Last House

I took all the pic­tures in Guatemala with a small Leica dig­i­tal cam­era at my waist. I assumed the cam­era saw about what I was see­ing and fired hun­dreds of frames. Any street pho­tog­ra­pher uses this tech­nique. Hav­ing a small black, non­de­script cam­era helps. What I sac­ri­fice in not hav­ing the big Nikon is returned in the expres­sions. The peo­ple in this door­way were look­ing at me look­ing at them. They were not look­ing at the cam­era or even a guy with a cam­era. I wanted to look at peo­ple on the other side of the world – and make the pic­ture while I did. If I had a cam­era at my eye this would not feel the same to me. Almost any hand held cam­era works for this includ­ing your phone. The next time you walk any­where take out the cam­era you have with you and make as many pic­tures as you can. See what you are see­ing in the mall. What if you move a lit­tle closer to the peo­ple you pass and force them to look at you. Take that photo. I stood straight in front of this fam­ily and after a bit I waved and smiled, but not before we just looked at each other.

This was the last house before the ceme­tery. The crypts were brighter than this shack and yet there was a broom just out of the frame of this pic­ture and if these peo­ple were like every other fam­ily I saw, they swept the dirt often. These are poor peo­ple but not peo­ple who don’t care. They are not checked out, way­ward or addicted. They are the same as any­one else who cares for them­selves, their fam­i­lies; they only have less money. We are the same in most ways. I just have every thing I could imag­ine and they have fewer things. They love the same.

These are the peo­ple I saw in the clin­ics and oper­ated on while I was in Guatemala. They are gen­er­ally short, mocha col­ored, smooth skinned and very beau­ti­ful to look at. I spent a lot of time just look­ing at the dif­fer­ence in their skin and bones and hair com­pared to mine. I had an odd sen­sa­tion of being on a dif­fer­ent planet and look­ing at every­thing in won­der. I love that. I love it that I allow myself to soak those visu­als in and not turn away.
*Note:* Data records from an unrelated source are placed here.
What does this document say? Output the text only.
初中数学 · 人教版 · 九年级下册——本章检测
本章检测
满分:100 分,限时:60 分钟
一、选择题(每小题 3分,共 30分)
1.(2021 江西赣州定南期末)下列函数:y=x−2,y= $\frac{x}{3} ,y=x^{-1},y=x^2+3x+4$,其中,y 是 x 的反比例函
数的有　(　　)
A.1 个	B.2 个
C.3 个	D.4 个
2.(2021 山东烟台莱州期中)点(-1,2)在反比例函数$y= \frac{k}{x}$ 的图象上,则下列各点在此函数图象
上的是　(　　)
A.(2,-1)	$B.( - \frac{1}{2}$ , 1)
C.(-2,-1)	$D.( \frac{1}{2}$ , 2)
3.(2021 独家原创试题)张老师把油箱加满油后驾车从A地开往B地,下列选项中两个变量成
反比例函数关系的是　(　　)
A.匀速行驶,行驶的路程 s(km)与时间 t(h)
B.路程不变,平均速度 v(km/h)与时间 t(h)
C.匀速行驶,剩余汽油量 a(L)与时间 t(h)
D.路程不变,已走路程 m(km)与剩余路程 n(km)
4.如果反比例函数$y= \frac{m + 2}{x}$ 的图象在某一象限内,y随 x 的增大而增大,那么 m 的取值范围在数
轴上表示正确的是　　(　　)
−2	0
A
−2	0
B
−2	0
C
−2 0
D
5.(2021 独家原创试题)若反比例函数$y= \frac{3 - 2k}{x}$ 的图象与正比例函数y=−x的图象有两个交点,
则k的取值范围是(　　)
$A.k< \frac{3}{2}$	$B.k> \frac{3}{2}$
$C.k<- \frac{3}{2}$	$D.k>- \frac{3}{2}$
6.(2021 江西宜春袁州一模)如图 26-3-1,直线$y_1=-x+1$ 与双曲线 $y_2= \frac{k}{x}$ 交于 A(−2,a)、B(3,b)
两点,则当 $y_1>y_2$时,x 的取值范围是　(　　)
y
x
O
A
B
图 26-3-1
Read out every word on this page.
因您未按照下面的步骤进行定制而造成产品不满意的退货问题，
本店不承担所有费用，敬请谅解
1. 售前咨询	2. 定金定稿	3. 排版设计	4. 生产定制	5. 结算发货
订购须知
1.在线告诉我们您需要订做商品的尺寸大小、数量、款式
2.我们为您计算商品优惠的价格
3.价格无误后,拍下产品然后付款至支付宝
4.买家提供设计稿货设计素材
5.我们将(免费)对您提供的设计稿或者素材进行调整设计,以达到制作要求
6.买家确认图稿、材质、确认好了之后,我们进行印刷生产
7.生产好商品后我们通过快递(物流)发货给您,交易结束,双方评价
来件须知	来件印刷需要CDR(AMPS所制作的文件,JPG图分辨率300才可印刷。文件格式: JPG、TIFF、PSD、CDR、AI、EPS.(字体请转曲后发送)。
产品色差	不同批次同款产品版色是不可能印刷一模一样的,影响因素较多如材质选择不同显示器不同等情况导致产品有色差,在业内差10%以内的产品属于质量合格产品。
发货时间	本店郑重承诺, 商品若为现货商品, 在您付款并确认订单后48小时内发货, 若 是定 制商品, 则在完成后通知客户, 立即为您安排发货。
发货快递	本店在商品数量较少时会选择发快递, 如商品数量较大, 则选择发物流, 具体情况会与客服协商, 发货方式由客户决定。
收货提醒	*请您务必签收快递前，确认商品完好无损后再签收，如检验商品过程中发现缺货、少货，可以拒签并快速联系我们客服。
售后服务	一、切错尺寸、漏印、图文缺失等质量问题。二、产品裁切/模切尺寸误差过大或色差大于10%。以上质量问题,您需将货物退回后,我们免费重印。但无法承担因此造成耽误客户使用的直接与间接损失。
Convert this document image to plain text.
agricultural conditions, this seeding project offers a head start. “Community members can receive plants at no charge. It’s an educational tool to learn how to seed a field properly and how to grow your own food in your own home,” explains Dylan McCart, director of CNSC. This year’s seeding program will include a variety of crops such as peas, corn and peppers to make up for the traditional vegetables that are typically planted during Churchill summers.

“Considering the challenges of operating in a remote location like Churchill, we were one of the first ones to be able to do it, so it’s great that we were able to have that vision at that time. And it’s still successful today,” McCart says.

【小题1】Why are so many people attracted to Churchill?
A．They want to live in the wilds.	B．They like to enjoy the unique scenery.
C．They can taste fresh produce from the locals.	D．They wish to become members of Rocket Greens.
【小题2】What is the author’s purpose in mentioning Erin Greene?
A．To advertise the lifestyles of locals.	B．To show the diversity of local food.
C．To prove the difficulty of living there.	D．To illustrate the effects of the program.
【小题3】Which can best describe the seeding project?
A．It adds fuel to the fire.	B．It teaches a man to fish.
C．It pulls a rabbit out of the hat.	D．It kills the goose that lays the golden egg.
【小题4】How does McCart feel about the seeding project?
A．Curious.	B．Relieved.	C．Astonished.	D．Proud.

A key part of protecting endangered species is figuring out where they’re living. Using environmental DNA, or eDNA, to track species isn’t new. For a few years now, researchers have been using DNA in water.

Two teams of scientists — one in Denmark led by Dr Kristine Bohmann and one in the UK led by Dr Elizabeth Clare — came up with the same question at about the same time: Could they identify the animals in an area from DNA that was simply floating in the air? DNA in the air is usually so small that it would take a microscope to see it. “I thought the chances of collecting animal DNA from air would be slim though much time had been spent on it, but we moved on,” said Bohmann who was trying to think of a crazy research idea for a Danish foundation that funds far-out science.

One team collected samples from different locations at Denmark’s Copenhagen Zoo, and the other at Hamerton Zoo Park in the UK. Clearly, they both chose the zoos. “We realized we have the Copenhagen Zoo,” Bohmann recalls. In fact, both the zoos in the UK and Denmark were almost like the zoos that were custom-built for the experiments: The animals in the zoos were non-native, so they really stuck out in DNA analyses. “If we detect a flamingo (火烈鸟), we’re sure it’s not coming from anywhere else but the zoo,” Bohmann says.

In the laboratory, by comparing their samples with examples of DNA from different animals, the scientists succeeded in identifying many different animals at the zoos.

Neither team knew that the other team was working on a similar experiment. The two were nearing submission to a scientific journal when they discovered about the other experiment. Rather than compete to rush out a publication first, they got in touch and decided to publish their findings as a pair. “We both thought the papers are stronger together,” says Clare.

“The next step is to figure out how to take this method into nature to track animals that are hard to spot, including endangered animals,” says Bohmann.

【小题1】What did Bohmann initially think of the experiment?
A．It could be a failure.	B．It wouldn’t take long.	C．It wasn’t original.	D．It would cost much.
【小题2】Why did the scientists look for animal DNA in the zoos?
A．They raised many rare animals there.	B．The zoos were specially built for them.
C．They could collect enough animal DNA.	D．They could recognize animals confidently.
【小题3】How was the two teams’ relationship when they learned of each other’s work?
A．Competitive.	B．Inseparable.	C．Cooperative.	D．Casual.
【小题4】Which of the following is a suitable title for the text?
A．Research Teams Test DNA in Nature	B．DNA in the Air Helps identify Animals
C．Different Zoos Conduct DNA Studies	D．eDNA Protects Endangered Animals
Because of that my cam­era finds frames I like to look at. Sim­ple as that. The tech­ni­cal parts of pho­tog­ra­phy fol­low my will­ing­ness to look the same way that a chef’s abil­ity to layer fla­vors fol­lows her will­ing­ness to let the fla­vors linger.

I loved being a 6’4” gringo in the land of the short peo­ple (the kids called me grandote – look it up: the “ote” suf­fix in Span­ish makes an adjec­tive take on par­tic­u­lar char­ac­ter­is­tics). Loved it because peo­ple would turn to look and then I could freely look back, like the voyeur I am. Many Guatemalans are inti­mately woven to their Mayan roots. The bright clothes: jun­gle green, cockscomb red, sun-at-ten a.m. yel­low com­bined to make par­rot col­ored skirts and blouses; flat facial fea­tures, skin pulled smooth over demure cheek­bones, and brown, end­less eyes; incred­i­ble endurance with broad flat feet car­ry­ing them up to twenty miles to see us the in clinic – car­ry­ing the cry­ing baby girl with cleft palate to see Dustin, the Amer­i­can plas­tic sur­geon, who would rein­vent her mouth so she could suck and grow; small hands with very gen­tle hand­shakes com­bined with ready smiles in greet­ing. Maybe I made it up but I don’t care…felt like I could feel that Mayan lin­eage in their touch. I can feel what I made up it was, now, as they look at me from these dark door­ways, in my cam­era, in this frame, on this screen, in my mind, in my heart, that’s where.